As reported, Telegram seeks that its digital token (Gram) sale should be allowed to move forward as the SEC wants to further block its USD 1.7 billion project. The SEC argues that Gram is a security and should be regulated like any other stock, bond, or similarly traded asset. Also, the Commission charges Telegram with violating investor protection laws.

However, attorneys told Law360 they do not expect any resolution at the hearing Wednesday, though Judge P. Kevin Castel may provide some indication as to which way he is leaning through the questions he poses, and he is likely to rule quickly on the preliminary injunction.

Therefore, the Telegram case could offer a glimpse into the future of how cryptoassets are regulated, at least in the U.S. A tightening of regulatory control over tokens could make for major changes in the industry.

“Given the size of the offering and the different players here… I think this will be a seminal case going forward,” Rebecca Rettig, a partner and litigator focused on fintech at FisherBroyles LLP, told Law360.

Meanwhile, William Brannan, counsel at Lowenstein Sandler LLP, added that the need for clarity is particularly important for early stage companies. According to him, “the chilling effect” as a result of regulatory uncertainty in the digital asset and blockchain space “is something that we’ve certainly seen and experienced.”

“Issuers, brokers, exchange platforms, payments service providers, investors and others will all need to consider the extent to which a given token falls within the perimeter of regulators in the relevant jurisdictions, as this may have a substantial impact upon their obligations and/or rights within the market,” Peter Stewart, an associate at law firm Cooke Young and Keidan, recently wrote in Global Legal Post.

Meanwhile, yesterday, in a response by the New York Southern District Court, the U.S. Commodity Futures Trading Commission (CFTC) said that “we express no view on” whether Gram is a security or commodity.

“While digital currency is a commodity, that does not resolve the question of whether the [Securities Act of 1933] applies to Gram. That depends on the securities laws,” the CFTC said. The SEC argues that the token sale violates registration provisions of the Securities Act of 1933.
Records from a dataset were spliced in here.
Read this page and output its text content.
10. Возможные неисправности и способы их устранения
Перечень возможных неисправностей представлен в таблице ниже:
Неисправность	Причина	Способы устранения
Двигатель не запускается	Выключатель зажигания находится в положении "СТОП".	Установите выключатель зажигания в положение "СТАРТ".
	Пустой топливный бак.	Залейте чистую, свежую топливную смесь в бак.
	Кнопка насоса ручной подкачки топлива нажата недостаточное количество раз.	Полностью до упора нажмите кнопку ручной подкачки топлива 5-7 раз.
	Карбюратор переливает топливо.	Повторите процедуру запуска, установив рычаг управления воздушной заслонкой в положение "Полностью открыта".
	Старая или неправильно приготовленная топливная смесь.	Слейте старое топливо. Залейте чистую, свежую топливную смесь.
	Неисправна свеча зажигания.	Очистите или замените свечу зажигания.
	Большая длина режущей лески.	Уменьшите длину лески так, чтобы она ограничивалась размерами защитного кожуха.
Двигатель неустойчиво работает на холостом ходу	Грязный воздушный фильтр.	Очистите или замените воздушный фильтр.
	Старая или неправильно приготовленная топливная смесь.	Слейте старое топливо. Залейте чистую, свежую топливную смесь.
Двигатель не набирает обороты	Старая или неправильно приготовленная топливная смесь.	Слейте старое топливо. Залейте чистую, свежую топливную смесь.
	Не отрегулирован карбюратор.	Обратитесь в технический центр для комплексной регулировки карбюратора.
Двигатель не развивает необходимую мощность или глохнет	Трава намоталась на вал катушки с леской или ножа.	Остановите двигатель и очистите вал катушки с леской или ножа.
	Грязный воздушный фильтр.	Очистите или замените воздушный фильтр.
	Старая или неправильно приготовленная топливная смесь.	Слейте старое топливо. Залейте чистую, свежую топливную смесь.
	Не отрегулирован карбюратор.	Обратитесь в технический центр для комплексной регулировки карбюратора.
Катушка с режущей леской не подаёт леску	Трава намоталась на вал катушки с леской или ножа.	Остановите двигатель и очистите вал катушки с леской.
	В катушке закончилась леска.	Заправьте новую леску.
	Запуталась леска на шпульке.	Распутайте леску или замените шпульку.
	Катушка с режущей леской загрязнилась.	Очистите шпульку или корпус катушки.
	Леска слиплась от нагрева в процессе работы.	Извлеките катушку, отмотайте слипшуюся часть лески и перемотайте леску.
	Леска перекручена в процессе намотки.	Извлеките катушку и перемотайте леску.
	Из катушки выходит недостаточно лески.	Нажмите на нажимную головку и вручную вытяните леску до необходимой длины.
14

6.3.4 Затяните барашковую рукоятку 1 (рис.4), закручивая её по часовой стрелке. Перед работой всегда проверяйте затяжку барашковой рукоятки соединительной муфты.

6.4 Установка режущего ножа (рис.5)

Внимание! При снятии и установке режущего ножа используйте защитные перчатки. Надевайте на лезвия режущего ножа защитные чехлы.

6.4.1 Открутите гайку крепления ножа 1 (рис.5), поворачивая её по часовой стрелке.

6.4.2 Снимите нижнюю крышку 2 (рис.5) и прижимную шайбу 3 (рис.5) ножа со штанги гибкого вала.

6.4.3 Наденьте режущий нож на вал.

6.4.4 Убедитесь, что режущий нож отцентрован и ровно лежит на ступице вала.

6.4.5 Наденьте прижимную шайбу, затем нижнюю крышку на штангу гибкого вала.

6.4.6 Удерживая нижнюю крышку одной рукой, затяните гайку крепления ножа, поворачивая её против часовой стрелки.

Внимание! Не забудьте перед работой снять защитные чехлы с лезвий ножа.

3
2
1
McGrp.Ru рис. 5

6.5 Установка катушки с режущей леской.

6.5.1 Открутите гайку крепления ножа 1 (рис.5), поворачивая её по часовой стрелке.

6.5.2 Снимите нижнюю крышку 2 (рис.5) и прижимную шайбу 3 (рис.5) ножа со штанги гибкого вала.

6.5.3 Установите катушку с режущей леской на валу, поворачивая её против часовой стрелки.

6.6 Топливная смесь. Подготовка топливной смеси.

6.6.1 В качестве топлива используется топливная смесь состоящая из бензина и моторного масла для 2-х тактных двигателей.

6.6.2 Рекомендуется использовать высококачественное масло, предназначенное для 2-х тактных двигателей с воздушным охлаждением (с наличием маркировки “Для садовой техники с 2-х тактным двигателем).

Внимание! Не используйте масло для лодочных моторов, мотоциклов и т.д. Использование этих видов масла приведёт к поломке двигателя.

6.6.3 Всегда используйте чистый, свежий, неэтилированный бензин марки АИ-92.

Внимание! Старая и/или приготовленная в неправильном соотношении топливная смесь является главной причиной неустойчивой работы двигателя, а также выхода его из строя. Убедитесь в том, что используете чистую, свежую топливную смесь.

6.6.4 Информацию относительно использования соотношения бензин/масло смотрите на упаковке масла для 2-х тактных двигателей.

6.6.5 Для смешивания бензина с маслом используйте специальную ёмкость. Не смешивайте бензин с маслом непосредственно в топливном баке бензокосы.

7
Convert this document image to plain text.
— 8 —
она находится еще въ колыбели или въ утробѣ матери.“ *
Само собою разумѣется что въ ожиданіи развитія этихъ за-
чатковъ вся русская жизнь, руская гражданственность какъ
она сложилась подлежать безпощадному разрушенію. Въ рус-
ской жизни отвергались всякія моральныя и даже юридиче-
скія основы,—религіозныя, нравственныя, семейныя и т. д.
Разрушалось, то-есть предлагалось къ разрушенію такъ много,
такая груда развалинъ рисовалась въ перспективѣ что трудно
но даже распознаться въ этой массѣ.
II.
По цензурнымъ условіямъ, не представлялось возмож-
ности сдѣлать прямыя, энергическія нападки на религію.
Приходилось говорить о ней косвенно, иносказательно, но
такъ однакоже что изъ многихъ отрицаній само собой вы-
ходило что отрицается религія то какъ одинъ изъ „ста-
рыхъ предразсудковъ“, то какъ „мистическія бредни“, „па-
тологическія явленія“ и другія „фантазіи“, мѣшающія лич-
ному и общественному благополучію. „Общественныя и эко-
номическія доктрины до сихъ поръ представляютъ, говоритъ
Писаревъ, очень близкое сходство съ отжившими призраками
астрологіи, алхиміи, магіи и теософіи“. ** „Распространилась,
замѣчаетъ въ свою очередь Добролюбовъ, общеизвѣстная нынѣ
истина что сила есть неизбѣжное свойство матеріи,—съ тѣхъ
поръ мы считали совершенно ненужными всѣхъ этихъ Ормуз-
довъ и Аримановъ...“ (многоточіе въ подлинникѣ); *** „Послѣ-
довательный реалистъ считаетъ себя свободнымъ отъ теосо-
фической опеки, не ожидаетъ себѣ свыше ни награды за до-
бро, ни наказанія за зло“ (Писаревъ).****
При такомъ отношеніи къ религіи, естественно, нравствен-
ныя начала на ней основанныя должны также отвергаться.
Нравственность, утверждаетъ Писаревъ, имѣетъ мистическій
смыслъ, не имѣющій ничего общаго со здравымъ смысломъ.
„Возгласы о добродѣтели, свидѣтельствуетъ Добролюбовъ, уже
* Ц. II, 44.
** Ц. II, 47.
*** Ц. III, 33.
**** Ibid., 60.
“Telegram takes the position that the rights to future Grams sold under the GPAs [Gram Purchase Agreements] are distinct from the Grams themselves in that the former were sold pursuant to investment contracts and are therefore securities, whilst the latter are not because, once issued, Grams will operate as a simple medium of exchange like a currency,” according to Stewart.

It has been reported that under the terms of the investment, Telegram was contractually obliged to provide around 2.9 billion of its tokens to its investors in October 2019, or face the possibility of returning the entire USD 1.7 billion to its 100+ investors. However, investors agreed to wait. About USD 425 million of that capital raise reportedly came from 171 Americans.